Of course the dawn chorus is not always overwhelming in a landscape that is degraded, fragmented, and polluted by noise, from which the full richness of bird life has long since departed as a result. In his fascinating book The Great Animal Orchestra, ‘bio-acoustician’ Bernie Krause defines noise as any sound which is out of place; so, in this way, noise is the polar opposite to bird song as I describe it above. When by our actions a species is removed from the wild choir, or when modern human sound invades its acoustic space, the full evolved order of non-human biological sound – what Krause calls ‘biophony’ – is disrupted and diminished. Whilst we celebrate what remains, the English dawn chorus is largely a remnant, a mere tribute band to an act that was forced into retirement generations ago.
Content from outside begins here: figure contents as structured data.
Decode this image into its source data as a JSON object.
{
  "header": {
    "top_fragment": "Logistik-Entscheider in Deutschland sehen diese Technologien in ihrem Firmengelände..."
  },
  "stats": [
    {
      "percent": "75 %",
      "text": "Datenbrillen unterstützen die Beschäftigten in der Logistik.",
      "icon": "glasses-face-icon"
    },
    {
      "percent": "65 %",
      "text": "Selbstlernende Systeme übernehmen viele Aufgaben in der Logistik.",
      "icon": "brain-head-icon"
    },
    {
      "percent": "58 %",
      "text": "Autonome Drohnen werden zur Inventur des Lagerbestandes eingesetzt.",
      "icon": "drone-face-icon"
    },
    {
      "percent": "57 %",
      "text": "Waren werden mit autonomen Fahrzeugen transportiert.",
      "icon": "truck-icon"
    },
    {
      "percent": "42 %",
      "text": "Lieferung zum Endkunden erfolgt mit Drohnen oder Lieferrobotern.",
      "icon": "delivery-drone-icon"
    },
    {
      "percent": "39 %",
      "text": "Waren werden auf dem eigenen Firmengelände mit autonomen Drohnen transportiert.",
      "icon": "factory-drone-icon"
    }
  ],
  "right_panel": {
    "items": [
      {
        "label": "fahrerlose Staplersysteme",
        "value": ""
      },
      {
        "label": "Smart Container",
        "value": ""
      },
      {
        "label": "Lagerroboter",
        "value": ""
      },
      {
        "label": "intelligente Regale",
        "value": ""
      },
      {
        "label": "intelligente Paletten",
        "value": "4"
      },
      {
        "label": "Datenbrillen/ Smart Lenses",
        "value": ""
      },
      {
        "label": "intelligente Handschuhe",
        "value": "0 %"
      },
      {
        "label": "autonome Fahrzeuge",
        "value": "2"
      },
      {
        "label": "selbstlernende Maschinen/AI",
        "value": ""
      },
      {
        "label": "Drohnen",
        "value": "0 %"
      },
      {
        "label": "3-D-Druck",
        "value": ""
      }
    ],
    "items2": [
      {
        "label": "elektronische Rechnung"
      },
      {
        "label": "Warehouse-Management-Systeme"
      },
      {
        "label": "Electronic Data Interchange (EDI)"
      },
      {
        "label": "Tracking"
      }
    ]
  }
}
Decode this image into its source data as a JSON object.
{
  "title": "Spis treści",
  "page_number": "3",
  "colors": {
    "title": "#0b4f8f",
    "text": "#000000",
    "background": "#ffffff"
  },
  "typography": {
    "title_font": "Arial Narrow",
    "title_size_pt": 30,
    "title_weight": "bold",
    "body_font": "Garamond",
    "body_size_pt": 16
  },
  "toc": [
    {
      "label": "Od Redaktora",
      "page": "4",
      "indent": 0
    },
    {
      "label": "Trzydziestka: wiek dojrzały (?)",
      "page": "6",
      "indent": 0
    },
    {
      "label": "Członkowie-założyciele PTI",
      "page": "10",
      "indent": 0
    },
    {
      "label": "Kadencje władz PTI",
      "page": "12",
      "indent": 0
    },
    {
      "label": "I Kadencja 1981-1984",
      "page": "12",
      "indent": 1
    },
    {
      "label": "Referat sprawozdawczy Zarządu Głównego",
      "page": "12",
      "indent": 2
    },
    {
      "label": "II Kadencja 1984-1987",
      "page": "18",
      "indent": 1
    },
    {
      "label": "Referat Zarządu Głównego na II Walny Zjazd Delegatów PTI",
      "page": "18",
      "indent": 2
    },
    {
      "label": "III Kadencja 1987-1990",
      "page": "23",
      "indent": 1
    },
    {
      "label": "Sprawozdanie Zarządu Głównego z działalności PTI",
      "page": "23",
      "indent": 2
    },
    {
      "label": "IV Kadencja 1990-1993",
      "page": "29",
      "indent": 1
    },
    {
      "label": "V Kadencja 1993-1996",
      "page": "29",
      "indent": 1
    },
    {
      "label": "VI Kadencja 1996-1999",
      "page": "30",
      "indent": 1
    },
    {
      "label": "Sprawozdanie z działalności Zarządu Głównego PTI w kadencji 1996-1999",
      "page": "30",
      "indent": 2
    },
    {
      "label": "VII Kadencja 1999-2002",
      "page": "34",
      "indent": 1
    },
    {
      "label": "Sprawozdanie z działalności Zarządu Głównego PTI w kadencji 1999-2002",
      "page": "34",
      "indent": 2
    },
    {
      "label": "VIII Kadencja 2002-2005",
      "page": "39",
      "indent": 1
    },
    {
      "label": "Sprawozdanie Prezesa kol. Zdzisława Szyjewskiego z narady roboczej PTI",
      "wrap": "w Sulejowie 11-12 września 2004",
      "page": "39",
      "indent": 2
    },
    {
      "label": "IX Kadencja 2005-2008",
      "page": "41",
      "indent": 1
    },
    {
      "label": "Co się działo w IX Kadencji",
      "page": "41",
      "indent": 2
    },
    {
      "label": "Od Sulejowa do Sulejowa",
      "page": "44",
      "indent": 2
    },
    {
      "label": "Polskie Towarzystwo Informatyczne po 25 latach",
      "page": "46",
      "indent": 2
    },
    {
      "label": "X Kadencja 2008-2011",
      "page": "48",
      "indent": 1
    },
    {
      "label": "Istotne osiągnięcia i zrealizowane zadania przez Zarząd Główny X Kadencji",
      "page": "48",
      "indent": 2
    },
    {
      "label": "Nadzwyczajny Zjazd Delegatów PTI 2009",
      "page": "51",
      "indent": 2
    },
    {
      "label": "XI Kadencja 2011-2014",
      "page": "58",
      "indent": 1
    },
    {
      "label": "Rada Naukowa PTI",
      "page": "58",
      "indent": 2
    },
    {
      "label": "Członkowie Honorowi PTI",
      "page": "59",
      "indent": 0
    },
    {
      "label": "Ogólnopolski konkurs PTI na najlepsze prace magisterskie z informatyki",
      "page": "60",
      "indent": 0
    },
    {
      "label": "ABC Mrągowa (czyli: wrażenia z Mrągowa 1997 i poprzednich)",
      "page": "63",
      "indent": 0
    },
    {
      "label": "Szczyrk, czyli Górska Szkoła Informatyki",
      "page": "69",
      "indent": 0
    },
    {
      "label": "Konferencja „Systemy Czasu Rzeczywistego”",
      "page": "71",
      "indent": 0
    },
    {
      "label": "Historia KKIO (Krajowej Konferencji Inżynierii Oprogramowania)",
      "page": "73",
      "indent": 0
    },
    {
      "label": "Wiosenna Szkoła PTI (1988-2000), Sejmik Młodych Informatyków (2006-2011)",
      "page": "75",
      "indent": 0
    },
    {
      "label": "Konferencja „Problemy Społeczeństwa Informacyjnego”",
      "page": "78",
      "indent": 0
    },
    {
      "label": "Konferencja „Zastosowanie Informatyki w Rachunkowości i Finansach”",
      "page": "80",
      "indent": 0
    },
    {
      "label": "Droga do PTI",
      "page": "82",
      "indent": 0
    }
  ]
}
Still, if you can escape the traffic noise which, to my dismay, is all too evident in much of Berkshire even before the sun comes up, the avian musical ensemble yet sings with surprising power in our land. Blackbirds, robins, wrens, thrushes and warblers take their cues in turn (not to mention the pesky deafening woodpigeons), building gradually to quite a cacophony, if you’re in an area still densely populated by birds. As it happens (indeed, it’s probably what inspired me to write on this subject), tomorrow is ‘International Dawn Chorus Day’, which started in Birmingham of all places. By chance, I will be up early enough to have a listen on the day itself. I know it’s a lot to ask, but wherever you are in the world** I can’t recommend enough that you follow suit, at least once this spring, and rise with the larks. For the experience of a world in which the birds still just about rule the air waves, it will be worth it.

*e.g. this one

**Those in the southern hemisphere may wish to wait six months…although I gather the tropics enjoy a dawn chorus all year round.